テレビCMがようやく「読める」ように!?「コマーシャルになると取り残された気分に」耳が不自由な人が感じてきた疎外感

    字幕が付いているテレビCMの割合は、わずが1パーセント。一方で、難聴を自覚する人は全国で「3人に1人」います。

    「CMになると、さっぱり理解できなくて、取り残された気分になる」

    テレビを観ながら、こんな思いをしている人々がいます。

    現在、テレビ番組は、耳の不自由な人などに配慮して、9割以上が字幕付きで放送されています。一方で、テレビ番組の間に流れるテレビCMについては、ほとんどに字幕が付いておらず、課題となってきました。

    しかし今、この課題にようやく変化が起きようとしています。

    この秋から全国のほぼ全てのCM放送枠で字幕が流せる仕組みが整備されました。さらに、企業のSDGsへの関心が高まっていることなども追い風になり、字幕付きテレビCMが徐々に増え始めています。

    難聴を自覚する人は全国で「3人に1人」

    字幕付きテレビCMとは、CM中に流れる音声や商品名などが画面上に文字で表示されるCMのこと。字幕は、リモコンの字幕ボタンを押すことで表示できます。

    字幕を必要としているのは、全国に約34万人いる聴覚障がいを持つ人のほか、耳が聞こえにくくなった高齢者など「難聴」を自覚する人。総務省によると、難聴を自覚する人は全国に約3400万人いると言われており、日本の人口の約3人に1人にあたります。

    このように多くの人が字幕を必要としている一方、字幕付きテレビCMの割合はほんの一握り。字幕付きテレビCMの放送は2010年から始まりましたが、日本民間放送連盟によると、その割合は2021年9月時点で推計わずか1.05%でした。

    こうした中、耳が不自由な人からは「字幕がないCMは内容がほとんど理解できず見飛ばしていた。内容がわからないので楽しめない」などと不便さや疎外感を訴える声が上がっていました。

    字幕付きCMの放送枠、ようやく全国へ拡大

    字幕付きのテレビCMが浸透してこなかったのはなぜか。

    背景には、広告主や広告制作会社の字幕付きテレビCMに対する認知度の低さ、字幕付きテレビCMの放送枠が限られてきたことなどがあります。
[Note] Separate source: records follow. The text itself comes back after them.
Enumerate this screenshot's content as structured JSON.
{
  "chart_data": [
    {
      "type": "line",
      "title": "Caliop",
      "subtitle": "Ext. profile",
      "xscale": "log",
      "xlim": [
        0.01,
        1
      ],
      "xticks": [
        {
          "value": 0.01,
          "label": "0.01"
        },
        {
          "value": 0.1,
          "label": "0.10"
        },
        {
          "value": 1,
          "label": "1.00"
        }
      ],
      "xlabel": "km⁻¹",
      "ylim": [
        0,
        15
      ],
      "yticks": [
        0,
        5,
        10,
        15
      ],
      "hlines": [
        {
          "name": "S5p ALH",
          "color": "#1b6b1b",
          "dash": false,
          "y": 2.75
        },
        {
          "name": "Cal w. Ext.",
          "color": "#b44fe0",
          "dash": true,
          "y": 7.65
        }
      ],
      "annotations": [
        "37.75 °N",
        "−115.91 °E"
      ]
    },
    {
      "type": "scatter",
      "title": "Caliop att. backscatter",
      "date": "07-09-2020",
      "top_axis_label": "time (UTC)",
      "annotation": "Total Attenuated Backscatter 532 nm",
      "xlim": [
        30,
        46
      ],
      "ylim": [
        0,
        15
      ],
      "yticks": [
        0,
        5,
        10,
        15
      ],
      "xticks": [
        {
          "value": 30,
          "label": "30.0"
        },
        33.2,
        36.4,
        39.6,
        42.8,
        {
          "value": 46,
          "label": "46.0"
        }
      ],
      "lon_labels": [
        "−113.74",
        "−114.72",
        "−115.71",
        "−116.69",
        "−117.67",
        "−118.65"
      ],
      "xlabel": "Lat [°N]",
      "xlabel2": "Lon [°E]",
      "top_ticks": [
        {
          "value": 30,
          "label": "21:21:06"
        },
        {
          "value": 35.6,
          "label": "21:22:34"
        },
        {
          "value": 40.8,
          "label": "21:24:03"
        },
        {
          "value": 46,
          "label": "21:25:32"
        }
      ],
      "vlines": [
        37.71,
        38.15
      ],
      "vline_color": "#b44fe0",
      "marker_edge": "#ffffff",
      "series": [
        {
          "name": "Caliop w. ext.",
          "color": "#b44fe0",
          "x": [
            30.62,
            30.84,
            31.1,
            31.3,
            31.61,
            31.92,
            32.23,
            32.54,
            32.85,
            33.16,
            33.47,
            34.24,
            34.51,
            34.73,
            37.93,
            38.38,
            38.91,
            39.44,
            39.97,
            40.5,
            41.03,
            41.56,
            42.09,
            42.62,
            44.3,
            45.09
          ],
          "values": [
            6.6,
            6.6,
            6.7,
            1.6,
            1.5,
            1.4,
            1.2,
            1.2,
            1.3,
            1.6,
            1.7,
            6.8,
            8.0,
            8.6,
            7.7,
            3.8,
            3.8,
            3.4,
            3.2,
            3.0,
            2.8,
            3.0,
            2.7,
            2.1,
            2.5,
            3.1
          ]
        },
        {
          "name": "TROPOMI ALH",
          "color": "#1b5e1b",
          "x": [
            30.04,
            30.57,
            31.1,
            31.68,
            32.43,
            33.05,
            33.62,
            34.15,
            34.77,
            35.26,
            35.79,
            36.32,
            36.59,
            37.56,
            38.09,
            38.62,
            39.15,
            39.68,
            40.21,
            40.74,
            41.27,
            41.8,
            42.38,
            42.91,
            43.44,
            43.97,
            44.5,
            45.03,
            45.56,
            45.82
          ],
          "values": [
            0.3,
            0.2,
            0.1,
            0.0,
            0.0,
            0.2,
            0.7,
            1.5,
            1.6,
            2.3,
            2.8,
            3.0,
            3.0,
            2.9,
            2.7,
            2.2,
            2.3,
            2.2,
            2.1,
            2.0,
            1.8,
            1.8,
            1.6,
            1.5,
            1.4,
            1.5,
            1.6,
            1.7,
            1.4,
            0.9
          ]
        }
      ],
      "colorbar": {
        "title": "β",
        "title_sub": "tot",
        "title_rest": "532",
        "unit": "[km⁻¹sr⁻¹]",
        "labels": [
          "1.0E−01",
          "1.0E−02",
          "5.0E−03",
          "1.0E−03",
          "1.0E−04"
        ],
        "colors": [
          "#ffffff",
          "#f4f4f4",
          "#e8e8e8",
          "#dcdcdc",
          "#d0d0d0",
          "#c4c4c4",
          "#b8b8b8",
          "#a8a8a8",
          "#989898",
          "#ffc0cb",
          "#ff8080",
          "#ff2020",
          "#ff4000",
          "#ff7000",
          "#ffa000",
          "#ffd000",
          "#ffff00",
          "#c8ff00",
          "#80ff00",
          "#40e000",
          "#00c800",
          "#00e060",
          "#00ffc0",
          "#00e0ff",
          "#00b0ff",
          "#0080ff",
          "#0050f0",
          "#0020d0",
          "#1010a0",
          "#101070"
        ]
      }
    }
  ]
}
    こうした課題を受け、日本民間放送連盟、日本広告業協会、日本アドバタイザーズ協会でつくる字幕付きCM普及推進協議会は2014年から普及活動を開始。

    放送可能枠は2020年、関東エリア5局のみでしたが、他のエリアにも徐々に拡大。2022年10月、全国のほぼすべての放送枠で放送が可能となりました。

    放送枠拡大の効果はすでに表れ始めています。テレビCMに字幕を入れている日本ポストプロダクション協会(JPPA)によると、2021年4月〜9月にかけては237本だった字幕付きCMの数が、2022年の同時期には573本と約2.4倍増えました。

    ライオン、花王に続き、ユニ・チャームも

    近年は、SDGsや多様性への意識の高まりから、広告企業の字幕付きテレビCMに対する理解や関心も上がってきています。

    日用品大手のライオンと花王はいち早く字幕付きテレビCMの導入をしてきた企業です。両者とも2023年以降、すべてのテレビCMに字幕をつけるとしています。

    大手企業ではこの2社に続き、衛生用品やペット用品大手のユニ・チャームも12月7日、2023年12月までに国内で放映する全てのテレビCMを字幕付きへ順次切り替える発表をしました。

    同社の広報は、BuzzFeed Newsの取材に対して、取り組みの理由を「企業として共生社会の実現を掲げてきた。誰もがその人らしく生活できるような社会を実現するために、企業としてできることを考えた」と話しています。

    字幕付きCMを流すことは、耳の不自由な人の情報を得る権利を担保するだけではなく、企業にとってはマーケティングにおけるメリットもあります。

    字幕付きCM普及推進協議会による2022年の調査では、聴覚障がいを持つ人に字幕付きのCMを視聴してもらった結果、商品への関心や購入意向、企業イメージがそれぞれ約1.3倍〜1.4倍増えたことが分かっています。

    同協議会で運営委員長を務める沼澤忍さんは、字幕付きテレビCMのさらなる普及に向けて、「聴覚障がい者の皆さんがCMを通じて商品やサービスを理解できるようにすることは、SDGsやESG経営、マーケティングの観点からも重要で価値のあるものだということを、広告主の方々に引き続き丁寧に地道に訴求していきたい」としています。